On the left hand window is where your “Local site” is, select your wordpress folder and open it up so you can see all the folders in there, including your new “wp-config.php” file. Select all of those and drag them to your domain’s “remote site” to the right.

Now to go make a sandwich or something – it’s going to take a while for all of these to copy over.

 Step 4: Install

This is the big moment. Once everything is done copying, open a new tab in your browser, and type in your domain name. If everything went right, there should be a wordpress prompt welcoming you to wordpress, and asking you to fill out your site name, and things like that. If you’ve made it to this point without any accidents, I applaud you: I have never made it here on the first try. Just fill out your info, and you’re ready to go find some themes and play around. (I’ll write about themes next!)

 Figuring out where things went wrong

If your new site doesn’t immediately welcome you with a wordpress setup, and you’re wondering what the heck happened, well, you’re in good company. I can’t say for certain what’s happened on your end, but I can tell you where I’ve gone wrong.

wp-config inaccuracies: make certain that you don’t delete an apostrophe, and that all your text is snug in between the apostrophes in the config file. Also make certain you wrote your name and passwords with the FULL name, ie, write ‘typodsite_jenn’ instead of just ‘jenn’ when it asks for user name. You need the whole thing.

wp-config password: I have a list of passwords that I use, and copious notes on how to use them.
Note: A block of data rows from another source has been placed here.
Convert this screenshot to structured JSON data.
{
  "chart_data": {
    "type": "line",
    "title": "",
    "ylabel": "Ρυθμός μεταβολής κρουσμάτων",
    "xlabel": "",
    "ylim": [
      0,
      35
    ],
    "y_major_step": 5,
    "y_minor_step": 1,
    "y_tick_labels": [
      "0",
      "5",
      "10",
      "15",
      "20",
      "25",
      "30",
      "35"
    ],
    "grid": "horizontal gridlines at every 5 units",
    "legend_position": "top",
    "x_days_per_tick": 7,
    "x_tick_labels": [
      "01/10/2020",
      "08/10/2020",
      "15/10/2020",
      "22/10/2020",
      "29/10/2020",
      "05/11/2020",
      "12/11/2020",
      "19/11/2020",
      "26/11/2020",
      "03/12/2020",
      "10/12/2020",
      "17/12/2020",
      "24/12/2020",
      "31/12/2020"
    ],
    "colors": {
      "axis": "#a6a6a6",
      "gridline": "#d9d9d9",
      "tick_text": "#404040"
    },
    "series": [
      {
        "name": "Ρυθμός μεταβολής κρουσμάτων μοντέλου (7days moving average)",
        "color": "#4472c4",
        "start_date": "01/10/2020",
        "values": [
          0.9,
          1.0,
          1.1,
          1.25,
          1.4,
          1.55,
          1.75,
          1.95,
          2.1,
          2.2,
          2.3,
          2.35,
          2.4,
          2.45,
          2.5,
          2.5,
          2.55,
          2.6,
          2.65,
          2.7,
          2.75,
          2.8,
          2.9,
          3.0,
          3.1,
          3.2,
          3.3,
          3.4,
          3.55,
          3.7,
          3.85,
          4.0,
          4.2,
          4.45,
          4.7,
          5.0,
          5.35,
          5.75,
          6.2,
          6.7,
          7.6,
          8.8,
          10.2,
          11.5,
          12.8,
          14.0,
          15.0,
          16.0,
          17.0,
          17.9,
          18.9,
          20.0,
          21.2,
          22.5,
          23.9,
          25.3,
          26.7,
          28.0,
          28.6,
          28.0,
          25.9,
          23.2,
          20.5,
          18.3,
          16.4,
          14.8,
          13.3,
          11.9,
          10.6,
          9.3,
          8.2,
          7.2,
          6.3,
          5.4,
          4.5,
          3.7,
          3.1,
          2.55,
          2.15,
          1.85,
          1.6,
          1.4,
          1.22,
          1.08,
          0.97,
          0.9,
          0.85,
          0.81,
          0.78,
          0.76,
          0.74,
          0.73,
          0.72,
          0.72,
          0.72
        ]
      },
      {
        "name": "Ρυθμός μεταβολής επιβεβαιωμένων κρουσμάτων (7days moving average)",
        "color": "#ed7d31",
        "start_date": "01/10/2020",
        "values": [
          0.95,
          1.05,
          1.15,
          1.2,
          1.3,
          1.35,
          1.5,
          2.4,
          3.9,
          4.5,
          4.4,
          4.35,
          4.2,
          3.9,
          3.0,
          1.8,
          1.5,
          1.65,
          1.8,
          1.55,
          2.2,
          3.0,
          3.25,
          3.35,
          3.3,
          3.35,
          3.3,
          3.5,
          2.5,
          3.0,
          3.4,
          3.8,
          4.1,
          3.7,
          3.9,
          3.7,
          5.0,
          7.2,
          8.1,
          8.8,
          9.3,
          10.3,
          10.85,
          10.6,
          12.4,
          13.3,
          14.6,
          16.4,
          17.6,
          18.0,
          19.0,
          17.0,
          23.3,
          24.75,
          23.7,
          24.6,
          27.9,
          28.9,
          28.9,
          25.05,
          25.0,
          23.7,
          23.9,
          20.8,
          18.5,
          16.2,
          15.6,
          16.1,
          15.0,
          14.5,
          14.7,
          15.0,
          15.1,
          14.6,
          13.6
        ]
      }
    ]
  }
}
One of the things I didn’t realize was that if I change my database user password, it changes it for every instance. Back in the old days, setting up a new database, I’d use a new “just for that database” password that was ACTUALLY linked to my name, not my database. So it changed all the previous databases passwords, and I watched them disconnect, one by one. I finally figured it out and felt kinda dumb. If this is your first database, then just remember to keep that in mind when you set up your next one.

index.html: This happened this morning to me! Anytime you have something with the word “index” on it, your site goes to that first. The new domain name came with a placeholder “index.html” file and after double checking my spelling, my apostrophes, my password – double checking everything I could think to check, I went and looked at my site through the FTP. Sure enough, after I deleted the index.html, the wordpress index.php was able to take control of the site, and suddenly everything worked!
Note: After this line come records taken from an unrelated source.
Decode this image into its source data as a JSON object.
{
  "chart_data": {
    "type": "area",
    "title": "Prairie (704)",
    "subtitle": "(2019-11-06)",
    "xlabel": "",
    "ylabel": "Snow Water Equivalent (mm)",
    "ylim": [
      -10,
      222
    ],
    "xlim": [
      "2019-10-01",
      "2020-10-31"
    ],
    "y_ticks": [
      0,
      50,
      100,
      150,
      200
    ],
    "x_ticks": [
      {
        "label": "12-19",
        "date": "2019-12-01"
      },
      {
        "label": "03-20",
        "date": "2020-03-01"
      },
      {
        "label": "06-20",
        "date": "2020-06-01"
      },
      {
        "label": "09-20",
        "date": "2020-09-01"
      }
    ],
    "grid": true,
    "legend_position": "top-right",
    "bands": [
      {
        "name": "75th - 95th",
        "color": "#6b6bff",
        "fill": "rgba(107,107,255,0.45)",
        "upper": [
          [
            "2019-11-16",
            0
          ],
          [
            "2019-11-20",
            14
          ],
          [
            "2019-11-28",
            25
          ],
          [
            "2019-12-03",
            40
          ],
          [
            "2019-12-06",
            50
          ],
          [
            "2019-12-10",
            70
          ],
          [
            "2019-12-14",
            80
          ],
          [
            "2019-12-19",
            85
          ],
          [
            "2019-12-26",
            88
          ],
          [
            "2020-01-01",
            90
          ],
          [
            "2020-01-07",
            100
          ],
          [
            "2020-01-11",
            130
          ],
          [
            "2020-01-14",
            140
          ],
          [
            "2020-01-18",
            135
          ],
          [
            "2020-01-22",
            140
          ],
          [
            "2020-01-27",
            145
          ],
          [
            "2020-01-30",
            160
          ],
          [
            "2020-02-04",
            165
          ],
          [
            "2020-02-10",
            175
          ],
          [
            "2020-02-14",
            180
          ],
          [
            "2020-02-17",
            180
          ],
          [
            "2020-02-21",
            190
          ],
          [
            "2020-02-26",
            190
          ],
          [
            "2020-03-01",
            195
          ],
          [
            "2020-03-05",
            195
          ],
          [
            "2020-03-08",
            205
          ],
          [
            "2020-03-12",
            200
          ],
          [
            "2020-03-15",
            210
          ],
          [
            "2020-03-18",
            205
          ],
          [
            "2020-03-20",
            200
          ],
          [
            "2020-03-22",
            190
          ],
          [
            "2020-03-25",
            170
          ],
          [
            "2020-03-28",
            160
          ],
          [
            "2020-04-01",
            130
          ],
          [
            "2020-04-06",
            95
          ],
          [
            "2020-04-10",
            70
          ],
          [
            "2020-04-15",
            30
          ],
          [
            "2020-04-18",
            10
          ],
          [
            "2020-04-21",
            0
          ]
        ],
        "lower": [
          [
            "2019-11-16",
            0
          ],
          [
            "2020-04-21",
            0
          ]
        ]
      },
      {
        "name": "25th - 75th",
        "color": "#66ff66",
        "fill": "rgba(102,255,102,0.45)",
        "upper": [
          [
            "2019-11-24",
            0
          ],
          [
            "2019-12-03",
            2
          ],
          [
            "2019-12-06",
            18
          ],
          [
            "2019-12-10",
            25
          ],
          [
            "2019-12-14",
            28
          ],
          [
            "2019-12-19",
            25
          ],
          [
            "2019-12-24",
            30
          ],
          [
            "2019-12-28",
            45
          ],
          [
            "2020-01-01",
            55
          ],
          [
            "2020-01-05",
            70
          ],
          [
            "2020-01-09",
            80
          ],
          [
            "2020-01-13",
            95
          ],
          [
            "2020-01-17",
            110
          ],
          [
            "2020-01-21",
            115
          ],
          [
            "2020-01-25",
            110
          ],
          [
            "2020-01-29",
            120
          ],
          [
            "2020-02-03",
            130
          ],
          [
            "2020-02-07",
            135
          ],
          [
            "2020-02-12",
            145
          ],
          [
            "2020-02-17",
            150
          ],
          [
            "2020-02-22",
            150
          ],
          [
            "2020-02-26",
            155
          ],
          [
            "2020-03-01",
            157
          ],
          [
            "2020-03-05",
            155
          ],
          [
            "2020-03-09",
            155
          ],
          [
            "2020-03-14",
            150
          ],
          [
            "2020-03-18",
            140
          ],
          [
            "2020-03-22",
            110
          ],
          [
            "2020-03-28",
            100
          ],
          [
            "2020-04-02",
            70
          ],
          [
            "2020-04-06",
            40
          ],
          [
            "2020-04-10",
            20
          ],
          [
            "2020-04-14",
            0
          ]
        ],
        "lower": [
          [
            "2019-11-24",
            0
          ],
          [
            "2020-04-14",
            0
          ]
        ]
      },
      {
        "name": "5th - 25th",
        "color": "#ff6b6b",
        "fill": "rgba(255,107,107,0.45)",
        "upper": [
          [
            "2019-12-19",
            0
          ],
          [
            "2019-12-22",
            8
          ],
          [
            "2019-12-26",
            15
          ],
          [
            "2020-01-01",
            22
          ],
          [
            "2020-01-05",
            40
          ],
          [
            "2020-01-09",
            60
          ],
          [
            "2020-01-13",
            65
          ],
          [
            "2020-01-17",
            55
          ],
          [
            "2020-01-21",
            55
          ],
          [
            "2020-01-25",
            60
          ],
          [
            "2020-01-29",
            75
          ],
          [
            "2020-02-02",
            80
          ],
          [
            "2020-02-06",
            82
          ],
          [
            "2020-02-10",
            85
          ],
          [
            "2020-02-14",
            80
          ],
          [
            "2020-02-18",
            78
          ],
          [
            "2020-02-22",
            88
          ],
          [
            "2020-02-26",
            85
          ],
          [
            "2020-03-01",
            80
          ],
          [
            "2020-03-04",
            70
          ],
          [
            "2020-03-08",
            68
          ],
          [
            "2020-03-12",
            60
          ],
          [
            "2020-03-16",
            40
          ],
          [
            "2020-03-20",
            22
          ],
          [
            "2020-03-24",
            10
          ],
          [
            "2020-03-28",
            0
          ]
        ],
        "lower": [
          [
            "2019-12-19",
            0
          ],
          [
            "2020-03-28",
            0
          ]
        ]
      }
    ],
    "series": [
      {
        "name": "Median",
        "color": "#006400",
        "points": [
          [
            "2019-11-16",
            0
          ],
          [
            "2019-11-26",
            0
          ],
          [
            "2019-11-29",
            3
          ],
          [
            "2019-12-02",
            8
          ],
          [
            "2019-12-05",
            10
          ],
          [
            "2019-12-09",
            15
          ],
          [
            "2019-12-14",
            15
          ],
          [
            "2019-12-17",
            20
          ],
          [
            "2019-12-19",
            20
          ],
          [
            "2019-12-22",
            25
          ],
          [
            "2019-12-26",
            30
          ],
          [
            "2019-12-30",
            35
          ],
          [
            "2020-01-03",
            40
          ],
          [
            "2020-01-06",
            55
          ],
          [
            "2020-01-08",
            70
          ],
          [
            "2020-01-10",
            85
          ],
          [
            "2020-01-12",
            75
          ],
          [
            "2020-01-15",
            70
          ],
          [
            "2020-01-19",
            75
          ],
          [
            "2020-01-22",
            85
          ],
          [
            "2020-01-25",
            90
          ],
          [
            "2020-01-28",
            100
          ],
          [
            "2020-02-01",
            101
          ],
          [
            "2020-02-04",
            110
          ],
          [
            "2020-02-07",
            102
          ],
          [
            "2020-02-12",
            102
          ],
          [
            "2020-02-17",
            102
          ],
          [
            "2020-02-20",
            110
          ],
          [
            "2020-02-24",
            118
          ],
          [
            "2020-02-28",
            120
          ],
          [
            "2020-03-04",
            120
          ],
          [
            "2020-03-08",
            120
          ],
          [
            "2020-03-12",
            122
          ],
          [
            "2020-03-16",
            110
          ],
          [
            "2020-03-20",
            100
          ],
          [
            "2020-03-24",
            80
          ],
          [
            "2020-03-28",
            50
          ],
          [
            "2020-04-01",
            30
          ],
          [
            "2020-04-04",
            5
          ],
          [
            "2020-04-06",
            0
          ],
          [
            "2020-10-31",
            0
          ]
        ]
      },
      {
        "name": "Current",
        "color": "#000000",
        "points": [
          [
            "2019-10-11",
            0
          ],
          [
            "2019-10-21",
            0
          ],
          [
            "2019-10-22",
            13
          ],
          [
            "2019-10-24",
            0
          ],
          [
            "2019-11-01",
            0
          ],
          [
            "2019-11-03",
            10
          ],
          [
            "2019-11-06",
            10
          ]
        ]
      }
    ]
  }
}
Patience: if nothing else, find someone that knows a little about setting up websites. Have them looking over what you’ve done. Also don’t be afraid to google your heart out, trying to find a clue as to what has happened. You can also email your hosting site and ask them for help – they are incredibly knowledgeable, and can sometimes get into the guts of your site and tell you, “oh, you left out a dash here,” but they’re sometimes hard to get a hold of, and not really interested in “easy” things like wordpress setups.